Tout d’abord, un livre du journaliste Thierry Wolton, "Le grand recrutement" sorti en 1993, qui présente Jean Moulin, figure emblématique de la Résistance, comme le "contact" d’un grand espion soviétique : Henri Robinson. Puis c’est Karel Bartocek, un historien travaillant au sein de l’Institut d’Histoire du Temps Présent, l’IHTP, un laboratoire du CNRS, qui publie en 1996 un ouvrage sur Artur London : "Les aveux des archives". L’ancien combattant anti-nazi déporté à Mauthausen puis victime en 1952 des procès de Prague, torturé et condamné à la prison à vie y est présenté comme un acteur conscient du système soviétique et à ce titre co-responsable des atrocités de Staline. Enfin en avril dernier, le livre "Aubrac, Lyon 43" dans lequel le journaliste lyonnais Gérard Chauvy s’appuie sur l’accusation de Klaus Barbie et de son avocat Jacques Vergès selon laquelle Raymond Aubrac, chef de la Résistance en zone Sud, aurait été "retourné" par le tortionnaire nazi. Nécessaire campagne d’assainissement de la mémoire collective ou bien jeu macabre de destruction des héros encore vivants et de "retournement des morts"? "Ces polémiques sont d’abord une réaction à l’image dominante dans la mémoire collective d’une Résistance qui n’aurait été que gaulliste et communiste, souligne Pierre Péan. C’est Mitterrand qui m’a le mieux parlé de ce déséquilibre. Un jour, il m’a confié : "L’Histoire de la Résistance reste à faire". En fait, c’est dans cette faille ultrasensible que s’engouffrent aujourd’hui ces chercheurs".

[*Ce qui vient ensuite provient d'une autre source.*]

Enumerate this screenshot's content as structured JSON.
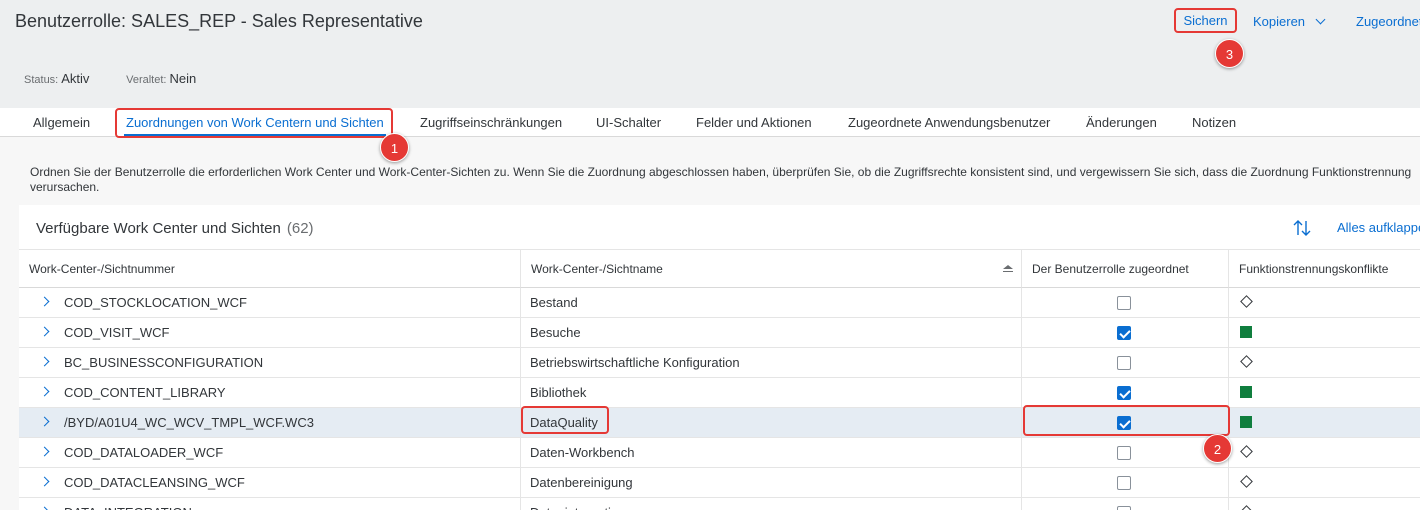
{
  "header": {
    "title": "Benutzerrolle: SALES_REP - Sales Representative",
    "status_label": "Status:",
    "status_value": "Aktiv",
    "obsolete_label": "Veraltet:",
    "obsolete_value": "Nein",
    "save_label": "Sichern",
    "copy_label": "Kopieren",
    "assigned_label": "Zugeordnet"
  },
  "tabs": [
    {
      "label": "Allgemein"
    },
    {
      "label": "Zuordnungen von Work Centern und Sichten"
    },
    {
      "label": "Zugriffseinschränkungen"
    },
    {
      "label": "UI-Schalter"
    },
    {
      "label": "Felder und Aktionen"
    },
    {
      "label": "Zugeordnete Anwendungsbenutzer"
    },
    {
      "label": "Änderungen"
    },
    {
      "label": "Notizen"
    }
  ],
  "active_tab": "Zuordnungen von Work Centern und Sichten",
  "description": "Ordnen Sie der Benutzerrolle die erforderlichen Work Center und Work-Center-Sichten zu. Wenn Sie die Zuordnung abgeschlossen haben, überprüfen Sie, ob die Zugriffsrechte konsistent sind, und vergewissern Sie sich, dass die Zuordnung Funktionstrennung verursachen.",
  "table": {
    "title": "Verfügbare Work Center und Sichten",
    "count": "(62)",
    "expand_all": "Alles aufklappen",
    "columns": [
      "Work-Center-/Sichtnummer",
      "Work-Center-/Sichtname",
      "Der Benutzerrolle zugeordnet",
      "Funktionstrennungskonflikte"
    ],
    "rows": [
      {
        "number": "COD_STOCKLOCATION_WCF",
        "name": "Bestand",
        "assigned": false,
        "conflict": "diamond"
      },
      {
        "number": "COD_VISIT_WCF",
        "name": "Besuche",
        "assigned": true,
        "conflict": "green"
      },
      {
        "number": "BC_BUSINESSCONFIGURATION",
        "name": "Betriebswirtschaftliche Konfiguration",
        "assigned": false,
        "conflict": "diamond"
      },
      {
        "number": "COD_CONTENT_LIBRARY",
        "name": "Bibliothek",
        "assigned": true,
        "conflict": "green"
      },
      {
        "number": "/BYD/A01U4_WC_WCV_TMPL_WCF.WC3",
        "name": "DataQuality",
        "assigned": true,
        "conflict": "green"
      },
      {
        "number": "COD_DATALOADER_WCF",
        "name": "Daten-Workbench",
        "assigned": false,
        "conflict": "diamond"
      },
      {
        "number": "COD_DATACLEANSING_WCF",
        "name": "Datenbereinigung",
        "assigned": false,
        "conflict": "diamond"
      },
      {
        "number": "DATA_INTEGRATION",
        "name": "Datenintegration",
        "assigned": false,
        "conflict": "diamond"
      }
    ]
  },
  "badges": [
    "1",
    "2",
    "3"
  ],
  "colors": {
    "accent": "#0a6ed1",
    "annotation": "#e53935",
    "ok": "#107e3e"
  }
}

Par un de ces jeux de quille dont l’Histoire a le secret, un événement sans rapport direct, l’effondrement du bloc soviétique, a sonné pour certains journalistes et historiens l’ouverture de la chasse aux mythes et, très vite, aux résistants eux-mêmes. Avec la possibilité d’accéder  moyennant finances  à certaines archives du KGB, un Eldorado est né. "De jeunes historiens ont été saisis par la fièvre de la ruée vers l’or. Ils se sont transformés en journalistes avides de scoops. Les résultats ne sont évidemment pas à la hauteur des espérances" déplore Gilles Perrault, l’auteur de l’"Orchestre Rouge" portant sur l’espionnage durant la Deuxième Guerre Mondiale. Il ne fut pas le seul à s’indigner d’une stratégie du soupçon relancée par Wolton et Bartocek notamment, sur la base de preuves réunies sous Staline. D’anciens résistants et Déportés, des journalistes, des historiens ou des intellectuels de tous bords dénoncèrent une grossière falsification de l’Histoire fondée sur une méthodologie douteuse. C’est ceux-là que combat Stéphane Courtois. Directeur de recherche au CNRS, directeur de la revue "Communisme", une idéologie pour laquelle il ne nourrit pourtant pas d’affection immodérée, il précise : "Des historiens intellectuellement plus courageux que d’autres, soumis à moins de préjugés idéologiques, se sont penchés sur ces archives. Leurs analyses sont pertinentes. Ceux que ça dérange invoquent des questions de méthodologie. La plupart d’entre eux n’a jamais consulté ces archives. Ils ne sont pas habilités à en parler." Et de fustiger la mouvance communiste située au cœur de la polémique. "Ce qui me choque moi, déclare Pierre Péan, c’est que ces travaux aboutissent toujours à condamner des communistes et ce à partir d’archives de flics : c’est une lecture flicarde de l’Histoire. Laisser entendre que Jean Moulin est manipulé par Moscou par exemple est absurde."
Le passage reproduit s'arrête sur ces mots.